Where Doodle Falls Short

Here’s where I stop being diplomatic. These are recurring complaints across reviews that showed up in my own testing too.

Reminders and Notifications are Inconsistent

via G2

A poll I sent out got fewer responses than it should have because people said they never saw a follow-up. Reviewers want more consistent reminders, more customisation over when and how notifications fire, and better reliability overall.

The Free Plan is Hard to Use Because of Ads

via G2

I opened a free poll during testing and the page was sluggish because of everything running on it. Sharing that link with a client would have been embarrassing. Doodle markets a free tier, but the experience has deteriorated to the point where it’s hard to recommend for anything professional.

Who Should Use Doodle in 2026?

The answer depends entirely on what you’re trying to solve. After testing the Doodle scheduling app and reading through what real users say, here’s my honest read.

Doodle makes the most sense for remote teams coordinating across time zones, HR teams running multi-stage interview rounds, educators organising group sessions, and anyone scheduling regularly with external participants who aren’t going to sign up for yet another platform.

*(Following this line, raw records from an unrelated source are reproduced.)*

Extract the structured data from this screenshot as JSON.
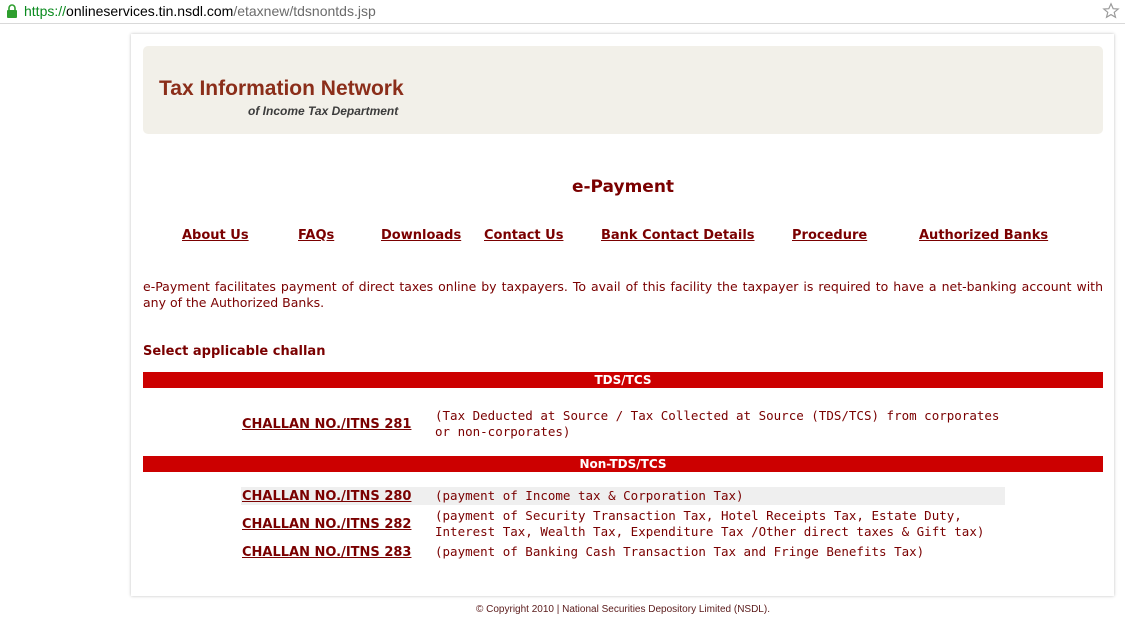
{
  "browser": {
    "url_scheme": "https://",
    "url_host": "onlineservices.tin.nsdl.com",
    "url_path": "/etaxnew/tdsnontds.jsp"
  },
  "banner": {
    "title": "Tax Information Network",
    "subtitle": "of Income Tax Department"
  },
  "page_title": "e-Payment",
  "nav": [
    "About Us",
    "FAQs",
    "Downloads",
    "Contact Us",
    "Bank Contact Details",
    "Procedure",
    "Authorized Banks"
  ],
  "intro": "e-Payment facilitates payment of direct taxes online by taxpayers. To avail of this facility the taxpayer is required to have a net-banking account with any of the Authorized Banks.",
  "select_label": "Select applicable challan",
  "sections": [
    {
      "heading": "TDS/TCS",
      "challans": [
        {
          "link": "CHALLAN NO./ITNS 281",
          "desc": "(Tax Deducted at Source / Tax Collected at Source (TDS/TCS) from corporates or non-corporates)"
        }
      ]
    },
    {
      "heading": "Non-TDS/TCS",
      "challans": [
        {
          "link": "CHALLAN NO./ITNS 280",
          "desc": "(payment of Income tax & Corporation Tax)"
        },
        {
          "link": "CHALLAN NO./ITNS 282",
          "desc": "(payment of Security Transaction Tax, Hotel Receipts Tax, Estate Duty, Interest Tax, Wealth Tax, Expenditure Tax /Other direct taxes & Gift tax)"
        },
        {
          "link": "CHALLAN NO./ITNS 283",
          "desc": "(payment of Banking Cash Transaction Tax and Fringe Benefits Tax)"
        }
      ]
    }
  ],
  "copyright": "© Copyright 2010  |  National Securities Depository Limited (NSDL).",
  "colors": {
    "brand_maroon": "#7a0000",
    "section_red": "#cc0000",
    "banner_bg": "#f2f0e9"
  }
}
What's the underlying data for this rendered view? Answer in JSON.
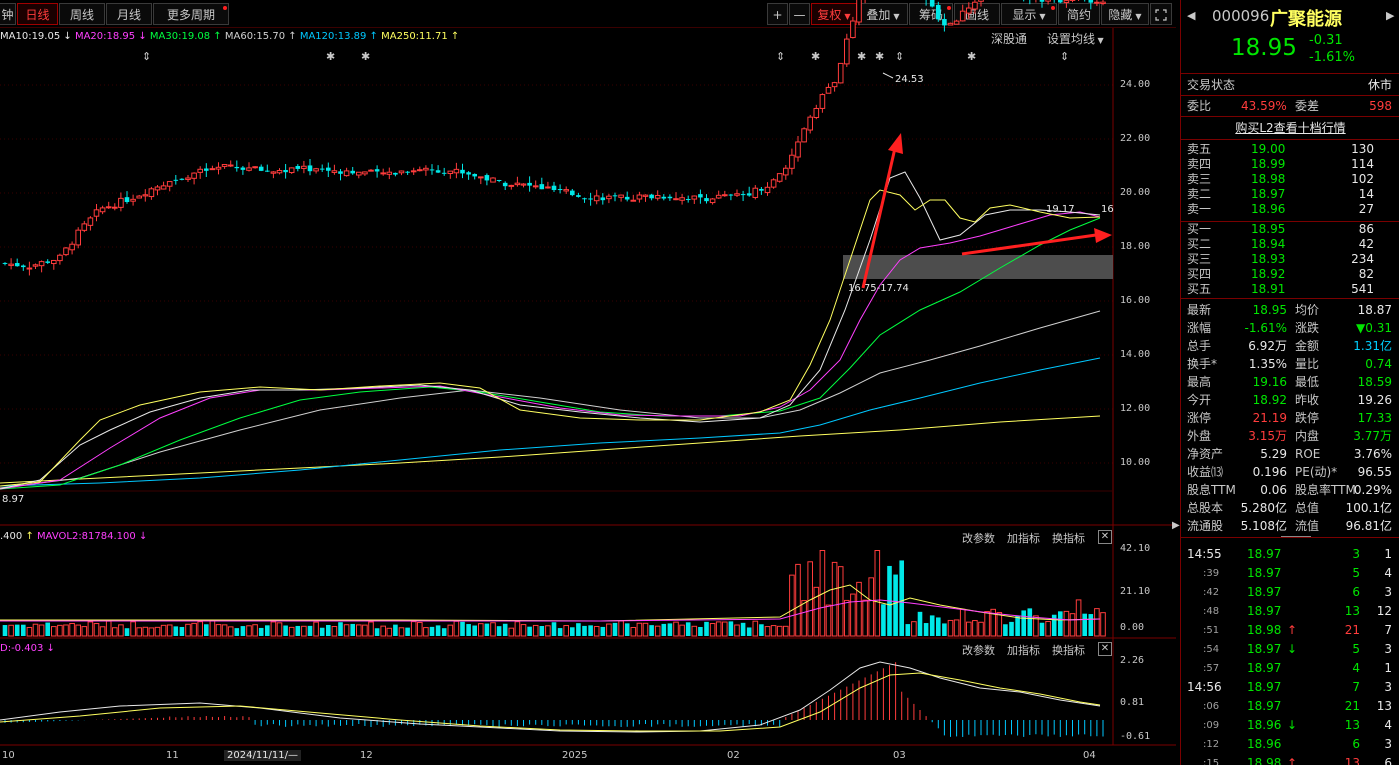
{
  "toolbar": {
    "left_cut": "钟",
    "tabs": [
      {
        "label": "日线"
      },
      {
        "label": "周线"
      },
      {
        "label": "月线"
      },
      {
        "label": "更多周期"
      }
    ],
    "plus": "+",
    "minus": "—",
    "fuquan": "复权",
    "diejia": "叠加",
    "chouma": "筹码",
    "huaxian": "画线",
    "xianshi": "显示",
    "jianyue": "简约",
    "yincang": "隐藏"
  },
  "ma_legend": {
    "ma10": "MA10:19.05",
    "ma20": "MA20:18.95",
    "ma30": "MA30:19.08",
    "ma60": "MA60:15.70",
    "ma120": "MA120:13.89",
    "ma250": "MA250:11.71",
    "shenduotong": "深股通",
    "set_ma": "设置均线"
  },
  "price_axis": [
    "24.00",
    "22.00",
    "20.00",
    "18.00",
    "16.00",
    "14.00",
    "12.00",
    "10.00"
  ],
  "annotations": {
    "high": "24.53",
    "low": "8.97",
    "zone": "16.75-17.74",
    "last_pair": "19.17",
    "last_pair2": "16"
  },
  "vol_panel": {
    "legend_a": ".400",
    "legend_b": "MAVOL2:81784.100",
    "params": "改参数",
    "add_ind": "加指标",
    "switch_ind": "换指标",
    "axis": [
      "42.10",
      "21.10",
      "0.00"
    ]
  },
  "macd_panel": {
    "legend": "D:-0.403",
    "params": "改参数",
    "add_ind": "加指标",
    "switch_ind": "换指标",
    "axis": [
      "2.26",
      "0.81",
      "-0.61"
    ]
  },
  "x_axis": [
    {
      "label": "10"
    },
    {
      "label": "11"
    },
    {
      "label": "2024/11/11/—"
    },
    {
      "label": "12"
    },
    {
      "label": "2025"
    },
    {
      "label": "02"
    },
    {
      "label": "03"
    },
    {
      "label": "04"
    }
  ],
  "stock": {
    "code": "000096",
    "name": "广聚能源",
    "price": "18.95",
    "change": "-0.31",
    "change_pct": "-1.61%"
  },
  "panel": {
    "status_label": "交易状态",
    "status_value": "休市",
    "weibi_label": "委比",
    "weibi_value": "43.59%",
    "weicha_label": "委差",
    "weicha_value": "598",
    "l2_link": "购买L2查看十档行情",
    "asks": [
      {
        "label": "卖五",
        "price": "19.00",
        "vol": "130"
      },
      {
        "label": "卖四",
        "price": "18.99",
        "vol": "114"
      },
      {
        "label": "卖三",
        "price": "18.98",
        "vol": "102"
      },
      {
        "label": "卖二",
        "price": "18.97",
        "vol": "14"
      },
      {
        "label": "卖一",
        "price": "18.96",
        "vol": "27"
      }
    ],
    "bids": [
      {
        "label": "买一",
        "price": "18.95",
        "vol": "86"
      },
      {
        "label": "买二",
        "price": "18.94",
        "vol": "42"
      },
      {
        "label": "买三",
        "price": "18.93",
        "vol": "234"
      },
      {
        "label": "买四",
        "price": "18.92",
        "vol": "82"
      },
      {
        "label": "买五",
        "price": "18.91",
        "vol": "541"
      }
    ],
    "stats": [
      {
        "l1": "最新",
        "v1": "18.95",
        "c1": "green",
        "l2": "均价",
        "v2": "18.87",
        "c2": "white"
      },
      {
        "l1": "涨幅",
        "v1": "-1.61%",
        "c1": "green",
        "l2": "涨跌",
        "v2": "▼0.31",
        "c2": "green"
      },
      {
        "l1": "总手",
        "v1": "6.92万",
        "c1": "white",
        "l2": "金额",
        "v2": "1.31亿",
        "c2": "cyan"
      },
      {
        "l1": "换手*",
        "v1": "1.35%",
        "c1": "white",
        "l2": "量比",
        "v2": "0.74",
        "c2": "green"
      },
      {
        "l1": "最高",
        "v1": "19.16",
        "c1": "green",
        "l2": "最低",
        "v2": "18.59",
        "c2": "green"
      },
      {
        "l1": "今开",
        "v1": "18.92",
        "c1": "green",
        "l2": "昨收",
        "v2": "19.26",
        "c2": "white"
      },
      {
        "l1": "涨停",
        "v1": "21.19",
        "c1": "red",
        "l2": "跌停",
        "v2": "17.33",
        "c2": "green"
      },
      {
        "l1": "外盘",
        "v1": "3.15万",
        "c1": "red",
        "l2": "内盘",
        "v2": "3.77万",
        "c2": "green"
      },
      {
        "l1": "净资产",
        "v1": "5.29",
        "c1": "white",
        "l2": "ROE",
        "v2": "3.76%",
        "c2": "white"
      },
      {
        "l1": "收益⒀",
        "v1": "0.196",
        "c1": "white",
        "l2": "PE(动)*",
        "v2": "96.55",
        "c2": "white"
      },
      {
        "l1": "股息TTM",
        "v1": "0.06",
        "c1": "white",
        "l2": "股息率TTM",
        "v2": "0.29%",
        "c2": "white"
      },
      {
        "l1": "总股本",
        "v1": "5.280亿",
        "c1": "white",
        "l2": "总值",
        "v2": "100.1亿",
        "c2": "white"
      },
      {
        "l1": "流通股",
        "v1": "5.108亿",
        "c1": "white",
        "l2": "流值",
        "v2": "96.81亿",
        "c2": "white"
      }
    ],
    "ticks": [
      {
        "time": "14:55",
        "price": "18.97",
        "arrow": "",
        "vol": "3",
        "vc": "green",
        "n": "1"
      },
      {
        "time": ":39",
        "price": "18.97",
        "arrow": "",
        "vol": "5",
        "vc": "green",
        "n": "4"
      },
      {
        "time": ":42",
        "price": "18.97",
        "arrow": "",
        "vol": "6",
        "vc": "green",
        "n": "3"
      },
      {
        "time": ":48",
        "price": "18.97",
        "arrow": "",
        "vol": "13",
        "vc": "green",
        "n": "12"
      },
      {
        "time": ":51",
        "price": "18.98",
        "arrow": "↑",
        "vol": "21",
        "vc": "red",
        "n": "7"
      },
      {
        "time": ":54",
        "price": "18.97",
        "arrow": "↓",
        "vol": "5",
        "vc": "green",
        "n": "3"
      },
      {
        "time": ":57",
        "price": "18.97",
        "arrow": "",
        "vol": "4",
        "vc": "green",
        "n": "1"
      },
      {
        "time": "14:56",
        "price": "18.97",
        "arrow": "",
        "vol": "7",
        "vc": "green",
        "n": "3"
      },
      {
        "time": ":06",
        "price": "18.97",
        "arrow": "",
        "vol": "21",
        "vc": "green",
        "n": "13"
      },
      {
        "time": ":09",
        "price": "18.96",
        "arrow": "↓",
        "vol": "13",
        "vc": "green",
        "n": "4"
      },
      {
        "time": ":12",
        "price": "18.96",
        "arrow": "",
        "vol": "6",
        "vc": "green",
        "n": "3"
      },
      {
        "time": ":15",
        "price": "18.98",
        "arrow": "↑",
        "vol": "13",
        "vc": "red",
        "n": "6"
      }
    ]
  }
}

If you need CRM sync, automated booking funnels, or a free tier that looks professional when shared with clients, Doodle will frustrate you. Those limitations are structural, and they’ve been there long enough that they’re clearly not going away.

In contrast, if you need more automation or a free experience you’re not embarrassed to share with clients, spend some time with Doodle review and alternatives before you commit.

FAQs

Is Doodle free to use?

Yes, the free plan covers group meetings, one booking page, and sign-up sheets, along with Zoom and Google Meet support. It runs on ads and has limited customisation.

What is the difference between Doodle and Calendly?

Doodle and Calendly solve different problems. Calendly doesn’t have a group poll feature for finding a shared time across many participants; that’s Doodle’s core strength as a scheduling tool. Calendly wins on individual booking automation and CRM integrations.

Is Doodle good for large group scheduling?

Yes, Doodle’s scheduling poll feature handles large participant counts well, and the availability grid makes the winning time slot easy to spot.